Question 4 True / False
Because HSQC and HMBC both display correlations between ¹H and ¹³C chemical shifts, they are interchangeable for assigning which proton is attached to which carbon.
TTrue
FFalse
Answer: False
HSQC and HMBC are complementary, not interchangeable. HSQC shows only one-bond (¹J) C-H correlations — each cross-peak identifies a directly attached H-C pair. HMBC shows two- and three-bond correlations — each cross-peak identifies a proton near (but not directly attached to) a carbon. Using HMBC to assign direct attachments would give completely wrong answers because long-range correlations reach multiple carbons. The two experiments answer different questions: HSQC tells you 'which carbon does this proton sit on?' and HMBC tells you 'which carbons is this proton close to in the bonding network?'
Question 5 Short Answer
Describe the systematic workflow for using COSY, HSQC, and HMBC together for structure determination.

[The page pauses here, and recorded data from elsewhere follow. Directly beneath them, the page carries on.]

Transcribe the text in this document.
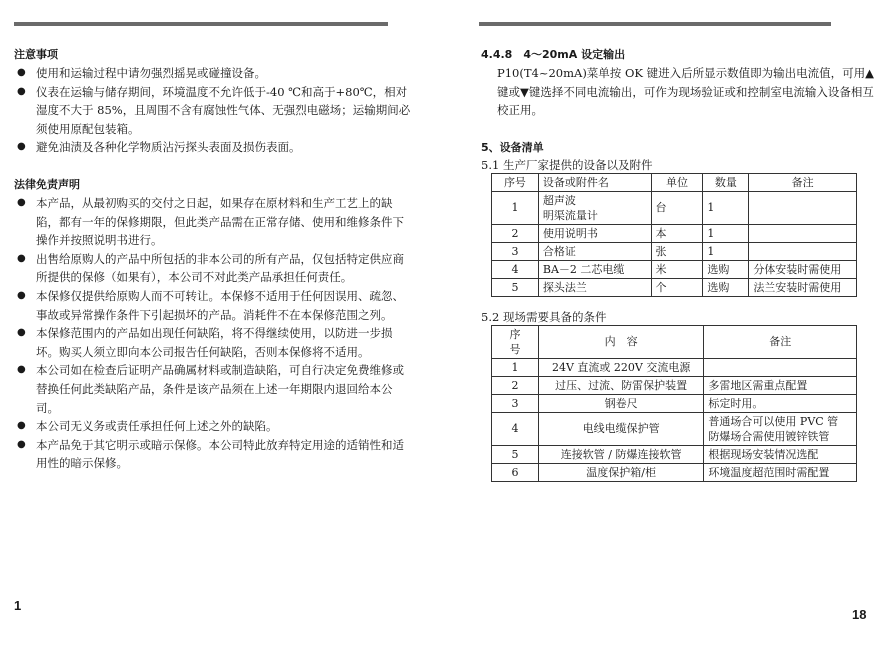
注意事项
● 使用和运输过程中请勿强烈摇晃或碰撞设备。
● 仪表在运输与储存期间，环境温度不允许低于-40 ℃和高于+80℃，相对湿度不大于 85%，且周围不含有腐蚀性气体、无强烈电磁场；运输期间必须使用原配包装箱。
● 避免油渍及各种化学物质沾污探头表面及损伤表面。
法律免责声明
● 本产品，从最初购买的交付之日起，如果存在原材料和生产工艺上的缺陷，都有一年的保修期限，但此类产品需在正常存储、使用和维修条件下操作并按照说明书进行。
● 出售给原购人的产品中所包括的非本公司的所有产品，仅包括特定供应商所提供的保修（如果有），本公司不对此类产品承担任何责任。
● 本保修仅提供给原购人而不可转让。本保修不适用于任何因误用、疏忽、事故或异常操作条件下引起损坏的产品。消耗件不在本保修范围之列。
● 本保修范围内的产品如出现任何缺陷，将不得继续使用，以防进一步损坏。购买人须立即向本公司报告任何缺陷，否则本保修将不适用。
● 本公司如在检查后证明产品确属材料或制造缺陷，可自行决定免费维修或替换任何此类缺陷产品，条件是该产品须在上述一年期限内退回给本公司。
● 本公司无义务或责任承担任何上述之外的缺陷。
● 本产品免于其它明示或暗示保修。本公司特此放弃特定用途的适销性和适用性的暗示保修。
4.4.8　4～20mA 设定输出
P10(T4~20mA)菜单按 OK 键进入后所显示数值即为输出电流值，可用▲键或▼键选择不同电流输出，可作为现场验证或和控制室电流输入设备相互校正用。
5、设备清单
5.1 生产厂家提供的设备以及附件
序号	设备或附件名	单位	数量	备注
1	超声波
明渠流量计	台	1	
2	使用说明书	本	1	
3	合格证	张	1	
4	BA－2 二芯电缆	米	选购	分体安装时需使用
5	探头法兰	个	选购	法兰安装时需使用
5.2 现场需要具备的条件
序
号	内　容	备注
1	24V 直流或 220V 交流电源	
2	过压、过流、防雷保护装置	多雷地区需重点配置
3	钢卷尺	标定时用。
4	电线电缆保护管	普通场合可以使用 PVC 管
防爆场合需使用镀锌铁管
5	连接软管 / 防爆连接软管	根据现场安装情况选配
6	温度保护箱/柜	环境温度超范围时需配置
1
18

What structural question does each experiment answer, and what gap would be left if one were missing?
Think about your answer, then reveal below.
Model answer: HSQC assigns each proton to its directly bonded carbon, creating a proton-carbon inventory. COSY then traces connected proton spin systems (contiguous chains of coupled protons), mapping the carbon backbone wherever protons are present. HMBC bridges the gaps where the chain is interrupted by quaternary carbons, carbonyls, or heteroatoms, by showing 2-3 bond C-H correlations. Without HSQC, proton shifts cannot be tied to specific carbons. Without COSY, you cannot trace the proton chain. Without HMBC, spin systems remain unconnected across quaternary centers, making the full skeleton impossible to assemble.
The power is in the combination: each experiment compensates for the blind spots of the others. HSQC cannot reveal connectivity; COSY cannot see across gaps in the proton network; HMBC has ambiguity (2-bond vs. 3-bond) that COSY and HSQC help resolve. Together they enable systematic, unambiguous structure elucidation of molecules too complex for 1D methods.